Treating a worm infestation is usually quite straightforward and involves giving your cat a tablet or spot-on liquid treatment prescribed by your vet.

The best way to stop your cat from getting worms is to keep up with a regular worming treatment. And don’t forget a consistent flea treatment as fleas can pass tapeworm eggs onto your kitty.


A picture of a cat having their litter box cleaned by their owner

How to prevent your cat from getting worms

Vets will advise on the right regular worming treatment for your individual feline, which can come as a tablet or spot-on solution.

Some other ways you can protect your cat against worms are:

  • Keep your home clean and hygienic using pet-safe cleaners
  • Empty and clean litter boxes daily
  • Do regular flea and worming treatments for other animals in the household


> How often to worm a cat

How often you worm your cat depends on their age and lifestyle:

  • Kittens – Every two weeks until they’re 12 weeks old, then once a month up to six months old.
  • Adult cats – At least every three months or more often if at higher risk. This will depend on your cat’s lifestyle, whether they are indoor or outdoor, and if they are avid hunters.


A picture of a grey cat with yellow eyes being given a worming tablet

Other questions about cat worming

> Can you worm a pregnant cat?

It’s best to worm your cat just before mating. But there are safe treatment options available if you need to worm your cat while she’s pregnant.
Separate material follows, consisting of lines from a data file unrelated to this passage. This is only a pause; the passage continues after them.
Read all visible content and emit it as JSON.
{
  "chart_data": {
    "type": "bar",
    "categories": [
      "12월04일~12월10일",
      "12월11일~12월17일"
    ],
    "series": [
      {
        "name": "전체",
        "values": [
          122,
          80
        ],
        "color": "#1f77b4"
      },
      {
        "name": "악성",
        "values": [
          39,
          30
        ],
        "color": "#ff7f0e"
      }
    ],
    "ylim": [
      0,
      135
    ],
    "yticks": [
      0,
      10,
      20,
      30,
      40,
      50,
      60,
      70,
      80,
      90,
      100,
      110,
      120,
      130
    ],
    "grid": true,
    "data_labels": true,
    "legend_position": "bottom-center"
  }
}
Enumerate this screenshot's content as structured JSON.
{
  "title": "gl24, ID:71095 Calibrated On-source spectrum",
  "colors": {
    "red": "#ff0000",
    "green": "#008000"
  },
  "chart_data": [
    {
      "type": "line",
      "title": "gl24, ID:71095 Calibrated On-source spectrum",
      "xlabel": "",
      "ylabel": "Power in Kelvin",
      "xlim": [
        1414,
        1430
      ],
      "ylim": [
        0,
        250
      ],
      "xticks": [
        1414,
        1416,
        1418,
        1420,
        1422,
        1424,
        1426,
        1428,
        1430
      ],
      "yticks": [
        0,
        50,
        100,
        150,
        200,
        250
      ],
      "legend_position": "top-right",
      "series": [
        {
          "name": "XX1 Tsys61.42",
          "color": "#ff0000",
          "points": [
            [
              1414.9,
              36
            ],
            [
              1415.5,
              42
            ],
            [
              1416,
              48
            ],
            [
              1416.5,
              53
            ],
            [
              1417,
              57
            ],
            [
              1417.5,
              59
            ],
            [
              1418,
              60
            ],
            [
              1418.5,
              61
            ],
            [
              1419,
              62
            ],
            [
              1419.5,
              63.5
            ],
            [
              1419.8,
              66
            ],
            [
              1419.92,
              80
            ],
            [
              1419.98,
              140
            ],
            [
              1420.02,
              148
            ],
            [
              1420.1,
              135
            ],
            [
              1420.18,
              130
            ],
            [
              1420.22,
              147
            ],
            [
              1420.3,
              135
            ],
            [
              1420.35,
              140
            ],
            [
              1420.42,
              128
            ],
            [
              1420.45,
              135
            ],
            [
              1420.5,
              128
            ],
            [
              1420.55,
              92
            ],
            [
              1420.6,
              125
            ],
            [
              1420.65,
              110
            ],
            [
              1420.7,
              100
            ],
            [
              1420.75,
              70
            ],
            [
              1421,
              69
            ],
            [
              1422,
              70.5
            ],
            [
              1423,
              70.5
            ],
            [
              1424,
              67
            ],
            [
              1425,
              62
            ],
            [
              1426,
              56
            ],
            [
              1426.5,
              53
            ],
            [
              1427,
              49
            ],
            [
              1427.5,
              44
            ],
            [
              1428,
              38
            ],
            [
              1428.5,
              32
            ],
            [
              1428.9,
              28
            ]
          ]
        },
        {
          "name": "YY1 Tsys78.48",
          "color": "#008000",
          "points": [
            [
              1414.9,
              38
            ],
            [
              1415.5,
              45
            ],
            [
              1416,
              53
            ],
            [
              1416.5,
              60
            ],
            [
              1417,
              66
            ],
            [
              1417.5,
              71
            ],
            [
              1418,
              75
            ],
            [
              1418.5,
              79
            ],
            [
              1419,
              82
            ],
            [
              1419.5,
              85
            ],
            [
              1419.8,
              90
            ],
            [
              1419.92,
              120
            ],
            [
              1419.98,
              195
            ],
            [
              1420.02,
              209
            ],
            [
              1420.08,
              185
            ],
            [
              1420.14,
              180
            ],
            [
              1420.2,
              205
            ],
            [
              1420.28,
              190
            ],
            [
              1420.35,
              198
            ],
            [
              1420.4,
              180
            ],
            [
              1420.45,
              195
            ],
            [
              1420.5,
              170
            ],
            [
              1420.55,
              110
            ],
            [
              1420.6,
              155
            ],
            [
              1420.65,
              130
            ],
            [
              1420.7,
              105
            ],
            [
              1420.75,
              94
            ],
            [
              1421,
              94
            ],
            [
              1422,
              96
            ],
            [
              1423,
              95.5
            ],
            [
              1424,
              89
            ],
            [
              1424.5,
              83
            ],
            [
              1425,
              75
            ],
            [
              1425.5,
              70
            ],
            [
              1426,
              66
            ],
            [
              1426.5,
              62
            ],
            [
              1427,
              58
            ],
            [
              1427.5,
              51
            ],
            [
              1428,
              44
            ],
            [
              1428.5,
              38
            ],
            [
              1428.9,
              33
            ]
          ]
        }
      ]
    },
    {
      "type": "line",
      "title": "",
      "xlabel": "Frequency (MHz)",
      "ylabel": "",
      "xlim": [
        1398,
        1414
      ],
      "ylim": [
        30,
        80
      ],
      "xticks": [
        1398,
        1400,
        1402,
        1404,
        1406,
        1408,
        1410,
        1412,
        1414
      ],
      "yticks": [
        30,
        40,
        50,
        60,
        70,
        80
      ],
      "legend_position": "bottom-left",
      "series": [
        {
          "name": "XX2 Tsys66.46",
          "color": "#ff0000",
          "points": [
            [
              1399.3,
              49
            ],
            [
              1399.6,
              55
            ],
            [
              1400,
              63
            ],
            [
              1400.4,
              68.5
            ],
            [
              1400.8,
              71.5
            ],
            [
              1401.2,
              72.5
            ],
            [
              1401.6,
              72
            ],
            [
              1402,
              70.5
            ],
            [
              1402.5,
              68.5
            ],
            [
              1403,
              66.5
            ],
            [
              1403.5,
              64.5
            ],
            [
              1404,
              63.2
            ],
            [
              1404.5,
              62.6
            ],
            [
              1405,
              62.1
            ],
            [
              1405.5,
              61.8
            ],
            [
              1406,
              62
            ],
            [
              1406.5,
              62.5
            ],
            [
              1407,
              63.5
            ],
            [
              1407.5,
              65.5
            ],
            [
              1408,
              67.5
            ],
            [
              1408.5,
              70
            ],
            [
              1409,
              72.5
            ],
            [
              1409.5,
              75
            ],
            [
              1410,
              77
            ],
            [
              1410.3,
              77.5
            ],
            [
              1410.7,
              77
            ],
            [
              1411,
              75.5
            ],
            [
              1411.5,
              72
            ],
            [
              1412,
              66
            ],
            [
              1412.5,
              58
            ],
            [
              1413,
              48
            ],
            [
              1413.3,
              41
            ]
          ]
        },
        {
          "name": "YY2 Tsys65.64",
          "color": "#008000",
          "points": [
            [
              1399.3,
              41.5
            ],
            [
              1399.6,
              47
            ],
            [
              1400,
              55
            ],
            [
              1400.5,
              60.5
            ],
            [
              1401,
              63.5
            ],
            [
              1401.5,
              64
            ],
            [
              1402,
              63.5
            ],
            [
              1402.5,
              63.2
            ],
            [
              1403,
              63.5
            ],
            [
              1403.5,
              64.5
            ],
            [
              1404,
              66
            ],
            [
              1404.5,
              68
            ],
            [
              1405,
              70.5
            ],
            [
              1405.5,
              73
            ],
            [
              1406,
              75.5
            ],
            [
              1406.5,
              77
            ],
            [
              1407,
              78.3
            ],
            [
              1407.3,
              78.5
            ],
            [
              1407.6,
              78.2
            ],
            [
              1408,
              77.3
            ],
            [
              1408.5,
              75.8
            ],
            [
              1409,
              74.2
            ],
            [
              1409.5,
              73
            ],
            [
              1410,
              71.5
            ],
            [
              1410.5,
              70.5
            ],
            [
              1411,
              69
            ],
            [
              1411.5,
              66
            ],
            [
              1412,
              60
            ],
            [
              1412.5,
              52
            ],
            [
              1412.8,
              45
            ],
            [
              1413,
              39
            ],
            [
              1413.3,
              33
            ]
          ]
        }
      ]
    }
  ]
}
Speak to your vet who will advise on a treatment plan to suit your expecting feline.

> Can humans get worms from a cat?

Catching worms from your cat isn’t common but it can happen, so remember:

  • Always wash your hands thoroughly after cleaning your cat’s litter tray
  • Keep up with your cat’s regular worming treatment
  • Cover up any children’s sand play pits so your cat doesn’t use them as a toilet

> Should I worm or flea my cat first?

It’s normally recommended to treat for worms before fleas as some deworming medications also target fleas. Your vet will let you know in which order to give your cat their treatments.

> How long should you wait between worming and flea treatment for cats?

Flea treatments can usually be given to your cat a few days after their worming treatment. But this does depend on the individual medication used so follow your vet’s instructions.